Gusenko M.Y. —
Creating a common notation of the x86 processor software interface for automated disassembler construction
// Software systems and computational methods. – 2024. – ¹ 2.
– P. 119 - 146.
DOI: 10.7256/2454-0714.2024.2.70951
URL: https://en.e-notabene.ru/itmag/article_70951.html
Read the article
Abstract: The subject of the study is the process of reverse engineering of programs in order to obtain their source code in low- or high-level languages for processors with x86 architecture, the software interface of which is developed by Intel and AMD. The object of the study is the technical specifications in the documentation produced by these companies. The intensity of updating documentation for processors is investigated and the need to develop technological approaches aimed at automated disassembler construction, taking into account regularly released and frequent updates of the processor software interface, is justified. The article presents a method for processing documentation in order to obtain a generalized, formalized and uniform specification of processor commands for further automated translation into the disassembler program code.

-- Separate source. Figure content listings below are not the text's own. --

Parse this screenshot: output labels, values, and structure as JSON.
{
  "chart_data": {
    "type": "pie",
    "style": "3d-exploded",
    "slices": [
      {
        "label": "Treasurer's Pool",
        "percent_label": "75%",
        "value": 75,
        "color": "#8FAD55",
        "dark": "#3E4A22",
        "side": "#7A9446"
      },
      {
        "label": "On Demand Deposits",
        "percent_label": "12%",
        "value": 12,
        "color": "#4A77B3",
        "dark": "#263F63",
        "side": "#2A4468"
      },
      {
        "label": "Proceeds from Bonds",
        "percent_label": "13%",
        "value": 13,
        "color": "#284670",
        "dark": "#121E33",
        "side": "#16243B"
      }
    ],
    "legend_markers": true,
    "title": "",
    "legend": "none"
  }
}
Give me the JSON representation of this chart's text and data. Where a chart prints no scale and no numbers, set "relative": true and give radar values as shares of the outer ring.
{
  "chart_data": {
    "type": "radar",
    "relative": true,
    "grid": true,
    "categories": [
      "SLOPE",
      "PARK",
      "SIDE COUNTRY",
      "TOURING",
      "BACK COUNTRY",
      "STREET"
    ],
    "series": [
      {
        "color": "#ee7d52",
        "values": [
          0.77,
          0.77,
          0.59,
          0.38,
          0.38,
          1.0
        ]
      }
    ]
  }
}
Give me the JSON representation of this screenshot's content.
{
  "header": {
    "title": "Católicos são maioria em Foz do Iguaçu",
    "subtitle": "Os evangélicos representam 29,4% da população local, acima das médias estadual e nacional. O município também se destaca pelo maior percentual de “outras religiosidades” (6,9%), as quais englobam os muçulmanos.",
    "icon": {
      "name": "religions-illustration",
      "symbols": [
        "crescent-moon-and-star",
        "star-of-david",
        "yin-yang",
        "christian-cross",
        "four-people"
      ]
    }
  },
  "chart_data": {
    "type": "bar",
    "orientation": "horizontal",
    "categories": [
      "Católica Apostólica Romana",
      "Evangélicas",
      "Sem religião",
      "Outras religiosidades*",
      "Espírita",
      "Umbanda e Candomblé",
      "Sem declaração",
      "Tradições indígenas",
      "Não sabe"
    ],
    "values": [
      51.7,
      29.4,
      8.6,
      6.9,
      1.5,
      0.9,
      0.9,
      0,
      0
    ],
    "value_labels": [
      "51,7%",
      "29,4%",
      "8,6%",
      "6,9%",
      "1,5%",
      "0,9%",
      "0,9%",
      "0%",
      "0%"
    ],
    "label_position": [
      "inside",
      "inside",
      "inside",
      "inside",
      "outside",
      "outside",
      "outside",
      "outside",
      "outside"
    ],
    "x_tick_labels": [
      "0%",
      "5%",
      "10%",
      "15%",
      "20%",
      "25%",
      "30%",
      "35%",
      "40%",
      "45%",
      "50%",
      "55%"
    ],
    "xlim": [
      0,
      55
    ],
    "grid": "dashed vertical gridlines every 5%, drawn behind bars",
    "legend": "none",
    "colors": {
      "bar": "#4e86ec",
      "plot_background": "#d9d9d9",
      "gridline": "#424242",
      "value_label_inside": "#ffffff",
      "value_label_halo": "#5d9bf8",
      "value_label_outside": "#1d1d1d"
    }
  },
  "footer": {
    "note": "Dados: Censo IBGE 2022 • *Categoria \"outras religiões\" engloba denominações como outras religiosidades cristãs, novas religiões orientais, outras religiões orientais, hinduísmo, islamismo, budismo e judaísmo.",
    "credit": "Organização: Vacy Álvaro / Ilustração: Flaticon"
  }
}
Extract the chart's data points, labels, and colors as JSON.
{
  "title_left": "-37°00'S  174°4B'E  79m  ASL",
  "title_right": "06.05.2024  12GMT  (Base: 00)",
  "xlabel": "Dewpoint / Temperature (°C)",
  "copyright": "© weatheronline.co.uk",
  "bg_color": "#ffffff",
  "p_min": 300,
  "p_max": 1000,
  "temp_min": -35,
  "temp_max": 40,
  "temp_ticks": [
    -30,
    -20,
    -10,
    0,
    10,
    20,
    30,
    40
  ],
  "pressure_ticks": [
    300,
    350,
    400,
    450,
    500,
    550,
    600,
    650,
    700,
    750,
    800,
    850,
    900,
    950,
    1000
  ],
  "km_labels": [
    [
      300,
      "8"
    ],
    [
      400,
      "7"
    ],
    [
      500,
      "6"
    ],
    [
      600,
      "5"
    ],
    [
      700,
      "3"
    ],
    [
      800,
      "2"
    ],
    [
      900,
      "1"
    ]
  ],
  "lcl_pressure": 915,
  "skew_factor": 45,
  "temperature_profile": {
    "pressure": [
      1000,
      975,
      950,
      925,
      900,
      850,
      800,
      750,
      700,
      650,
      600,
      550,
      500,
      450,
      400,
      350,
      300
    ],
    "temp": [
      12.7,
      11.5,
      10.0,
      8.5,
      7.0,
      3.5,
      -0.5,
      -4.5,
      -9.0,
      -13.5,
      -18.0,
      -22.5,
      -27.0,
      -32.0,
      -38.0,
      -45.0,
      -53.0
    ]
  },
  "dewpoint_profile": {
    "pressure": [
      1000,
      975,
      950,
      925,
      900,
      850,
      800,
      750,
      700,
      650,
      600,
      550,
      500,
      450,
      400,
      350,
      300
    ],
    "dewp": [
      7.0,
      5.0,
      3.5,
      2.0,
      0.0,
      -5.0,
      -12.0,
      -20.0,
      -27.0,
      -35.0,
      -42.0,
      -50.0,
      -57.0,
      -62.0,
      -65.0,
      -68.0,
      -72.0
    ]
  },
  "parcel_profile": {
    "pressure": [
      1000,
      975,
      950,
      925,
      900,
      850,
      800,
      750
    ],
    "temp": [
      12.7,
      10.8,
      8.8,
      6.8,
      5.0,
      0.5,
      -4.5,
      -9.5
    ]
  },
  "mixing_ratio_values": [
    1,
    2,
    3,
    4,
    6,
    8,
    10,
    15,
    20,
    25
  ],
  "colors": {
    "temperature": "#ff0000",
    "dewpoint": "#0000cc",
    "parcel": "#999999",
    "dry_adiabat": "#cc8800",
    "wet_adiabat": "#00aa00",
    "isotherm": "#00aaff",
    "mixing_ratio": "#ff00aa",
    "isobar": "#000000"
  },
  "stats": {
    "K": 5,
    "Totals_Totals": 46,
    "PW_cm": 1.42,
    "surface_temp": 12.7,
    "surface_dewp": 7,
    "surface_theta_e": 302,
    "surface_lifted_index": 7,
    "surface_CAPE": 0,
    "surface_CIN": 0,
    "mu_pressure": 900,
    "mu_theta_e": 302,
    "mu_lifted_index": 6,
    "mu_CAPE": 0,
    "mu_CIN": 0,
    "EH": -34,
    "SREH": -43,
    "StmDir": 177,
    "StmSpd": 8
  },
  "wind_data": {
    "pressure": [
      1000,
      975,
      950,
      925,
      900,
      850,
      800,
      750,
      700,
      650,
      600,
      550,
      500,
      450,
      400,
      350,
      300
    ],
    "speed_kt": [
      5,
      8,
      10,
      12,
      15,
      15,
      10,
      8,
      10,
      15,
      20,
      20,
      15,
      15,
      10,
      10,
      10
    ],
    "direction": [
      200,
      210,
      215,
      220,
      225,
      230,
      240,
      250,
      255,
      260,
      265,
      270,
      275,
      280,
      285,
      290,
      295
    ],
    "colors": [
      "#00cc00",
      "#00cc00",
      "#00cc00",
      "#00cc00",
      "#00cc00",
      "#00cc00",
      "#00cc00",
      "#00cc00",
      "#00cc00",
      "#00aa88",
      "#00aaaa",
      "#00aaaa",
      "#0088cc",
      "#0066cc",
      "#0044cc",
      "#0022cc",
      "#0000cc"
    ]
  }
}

The article presents two main results: the first is an analysis of the various options for describing commands presented in the Intel and AMD documentation, and a concise reduction of these descriptions to a monotonous form of representation; the second is a comprehensive syntactic analysis of machine code description notations and the form of representation of each command in assembly language. This, taking into account some additional details of the description of the commands, for example, the permissible operating mode of the processor when executing the command, made it possible to create a generalized description of the command for translating the description into the disassembler code. The results of the study include the identification of a number of errors in both the documentation texts and in the operation of existing industrial disassemblers, built, as shown by the analysis of their implementation, using manual coding. The identification of such errors in the existing reverse engineering tools is an indirect result of the author's research.